Sin terminar la frase, tomó el artefacto y, solemnemente, con gran precisión, lo introdujo en el maletín.
- Necesito gafas -explicó con una sonrisa, y movió la cabeza como un viejo-. Pero ¿dónde iría a buscarlas… un hombre como yo?
- Si fuiste torturado como Tayeh, ¿por qué no cojeas como Tayeh? -preguntó ella, levantando súbitamente la voz en su nerviosismo.
Delicadamente, él separó la bombilla de los cables, dejando los extremos pelados libres para ser conectados al detonador.
- No cojeo debido a que he rogado a Dios para que me diese fuerzas, y Dios me las ha dado para que pudiese combatir a mi verdadero enemigo y no a mis hermanos árabes.

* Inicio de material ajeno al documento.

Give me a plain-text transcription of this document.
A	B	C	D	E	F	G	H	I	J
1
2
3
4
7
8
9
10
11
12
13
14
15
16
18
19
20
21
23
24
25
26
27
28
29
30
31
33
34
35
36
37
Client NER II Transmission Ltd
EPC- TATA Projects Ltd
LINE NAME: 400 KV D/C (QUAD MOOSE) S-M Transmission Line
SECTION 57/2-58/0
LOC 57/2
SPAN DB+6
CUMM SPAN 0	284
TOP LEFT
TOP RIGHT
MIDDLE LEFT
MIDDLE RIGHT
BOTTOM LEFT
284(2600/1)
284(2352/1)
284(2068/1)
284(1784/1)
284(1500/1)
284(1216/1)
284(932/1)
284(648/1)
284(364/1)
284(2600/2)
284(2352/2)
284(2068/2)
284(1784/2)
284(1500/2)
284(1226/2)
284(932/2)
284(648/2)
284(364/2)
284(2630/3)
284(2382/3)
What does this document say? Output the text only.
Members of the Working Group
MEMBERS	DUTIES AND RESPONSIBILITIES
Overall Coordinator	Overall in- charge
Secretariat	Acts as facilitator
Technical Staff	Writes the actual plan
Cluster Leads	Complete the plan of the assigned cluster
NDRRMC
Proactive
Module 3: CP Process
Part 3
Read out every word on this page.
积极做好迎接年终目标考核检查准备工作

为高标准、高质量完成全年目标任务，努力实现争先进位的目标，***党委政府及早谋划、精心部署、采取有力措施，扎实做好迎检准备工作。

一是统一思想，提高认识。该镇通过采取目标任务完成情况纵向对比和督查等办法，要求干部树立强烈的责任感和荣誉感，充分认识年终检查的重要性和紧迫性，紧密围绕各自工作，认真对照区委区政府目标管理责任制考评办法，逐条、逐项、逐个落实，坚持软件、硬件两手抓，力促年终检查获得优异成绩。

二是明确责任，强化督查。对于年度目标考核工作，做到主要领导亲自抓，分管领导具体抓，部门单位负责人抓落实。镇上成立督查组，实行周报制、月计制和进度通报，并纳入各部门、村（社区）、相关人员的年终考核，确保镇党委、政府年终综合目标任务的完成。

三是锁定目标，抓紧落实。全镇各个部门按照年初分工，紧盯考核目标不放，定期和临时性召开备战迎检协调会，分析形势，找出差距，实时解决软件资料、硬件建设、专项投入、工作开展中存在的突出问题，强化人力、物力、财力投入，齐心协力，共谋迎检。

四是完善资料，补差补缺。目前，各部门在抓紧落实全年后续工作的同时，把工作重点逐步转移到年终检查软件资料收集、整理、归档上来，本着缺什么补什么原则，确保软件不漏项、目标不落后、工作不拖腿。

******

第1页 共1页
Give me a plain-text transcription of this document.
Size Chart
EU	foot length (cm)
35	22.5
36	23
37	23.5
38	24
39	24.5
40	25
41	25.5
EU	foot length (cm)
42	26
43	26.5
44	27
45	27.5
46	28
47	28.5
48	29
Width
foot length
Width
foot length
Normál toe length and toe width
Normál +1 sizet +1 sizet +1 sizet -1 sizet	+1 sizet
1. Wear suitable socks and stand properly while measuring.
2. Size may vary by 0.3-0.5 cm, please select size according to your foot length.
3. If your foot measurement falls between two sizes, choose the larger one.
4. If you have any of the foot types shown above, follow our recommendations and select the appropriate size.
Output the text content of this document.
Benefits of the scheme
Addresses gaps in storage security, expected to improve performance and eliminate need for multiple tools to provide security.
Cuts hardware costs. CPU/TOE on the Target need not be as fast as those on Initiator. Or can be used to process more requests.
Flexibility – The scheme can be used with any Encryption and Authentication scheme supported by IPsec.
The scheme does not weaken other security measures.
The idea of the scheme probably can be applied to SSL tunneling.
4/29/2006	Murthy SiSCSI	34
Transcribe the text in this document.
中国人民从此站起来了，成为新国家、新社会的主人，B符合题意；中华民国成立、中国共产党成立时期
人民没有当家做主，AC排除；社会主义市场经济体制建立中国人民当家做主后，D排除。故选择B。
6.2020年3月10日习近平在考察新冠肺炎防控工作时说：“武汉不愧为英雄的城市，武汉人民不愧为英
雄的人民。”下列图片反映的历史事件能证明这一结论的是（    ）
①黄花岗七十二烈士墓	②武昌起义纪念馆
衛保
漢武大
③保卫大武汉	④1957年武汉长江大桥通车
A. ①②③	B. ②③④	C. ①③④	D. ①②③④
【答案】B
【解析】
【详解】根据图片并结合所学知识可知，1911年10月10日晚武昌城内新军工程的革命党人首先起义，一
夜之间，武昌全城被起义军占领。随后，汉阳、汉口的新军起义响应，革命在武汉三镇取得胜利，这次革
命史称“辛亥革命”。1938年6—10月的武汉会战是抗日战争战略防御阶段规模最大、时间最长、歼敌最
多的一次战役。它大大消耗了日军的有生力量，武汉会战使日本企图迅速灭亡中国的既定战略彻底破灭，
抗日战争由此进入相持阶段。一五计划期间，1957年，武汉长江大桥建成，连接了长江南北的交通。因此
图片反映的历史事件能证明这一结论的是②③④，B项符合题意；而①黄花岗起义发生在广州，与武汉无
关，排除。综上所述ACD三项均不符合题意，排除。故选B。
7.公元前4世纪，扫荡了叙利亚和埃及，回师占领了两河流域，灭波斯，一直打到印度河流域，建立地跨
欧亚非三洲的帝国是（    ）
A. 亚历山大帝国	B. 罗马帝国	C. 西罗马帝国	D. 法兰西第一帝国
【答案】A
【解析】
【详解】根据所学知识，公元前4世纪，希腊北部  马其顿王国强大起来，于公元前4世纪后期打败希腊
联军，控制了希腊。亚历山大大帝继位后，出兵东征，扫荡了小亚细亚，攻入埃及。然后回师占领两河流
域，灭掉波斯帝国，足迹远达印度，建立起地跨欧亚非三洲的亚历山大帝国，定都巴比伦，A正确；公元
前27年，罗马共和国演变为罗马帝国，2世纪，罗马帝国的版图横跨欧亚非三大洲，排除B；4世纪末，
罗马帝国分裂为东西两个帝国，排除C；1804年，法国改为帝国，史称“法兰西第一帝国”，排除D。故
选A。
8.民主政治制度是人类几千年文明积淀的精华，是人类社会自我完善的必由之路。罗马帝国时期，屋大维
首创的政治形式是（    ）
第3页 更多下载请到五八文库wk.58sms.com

Entregó el detonador a la muchacha y la observó con satisfacción, mientras ella lo unía al circuito. Cuando hubo terminado, él recogió el cable sobrante y, con un movimiento hábil, casi inconsciente, lo enrolló cual si de lana se tratase en torno a las puntas de sus dedos muertos, formando un ovillo. Después envolvió el conjunto con la misma hebra, haciéndole dar dos vueltas en sentido transversal, a modo de cinturón.
- ¿Sabes lo que me escribió Michel antes de morir? ¿En su última carta?
- No, El Jalil, no lo sé -replicó ella, mientras le miraba colocar el ovillo en la cartera.
- ¿Decías?
- No. Decía que no, que no lo sé.
- ¿En la carta enviada tan sólo unas horas antes de morir? «La amo. Ella no es como las demás. Es cierto que cuando la conocí tenía la conciencia paralizada de un europeo.» Aquí, sujeta el reloj, por favor, «… y también que era una puta. Pero ahora es árabe en lo hondo de su alma, y un día la mostraré a nuestra gente y a ti.»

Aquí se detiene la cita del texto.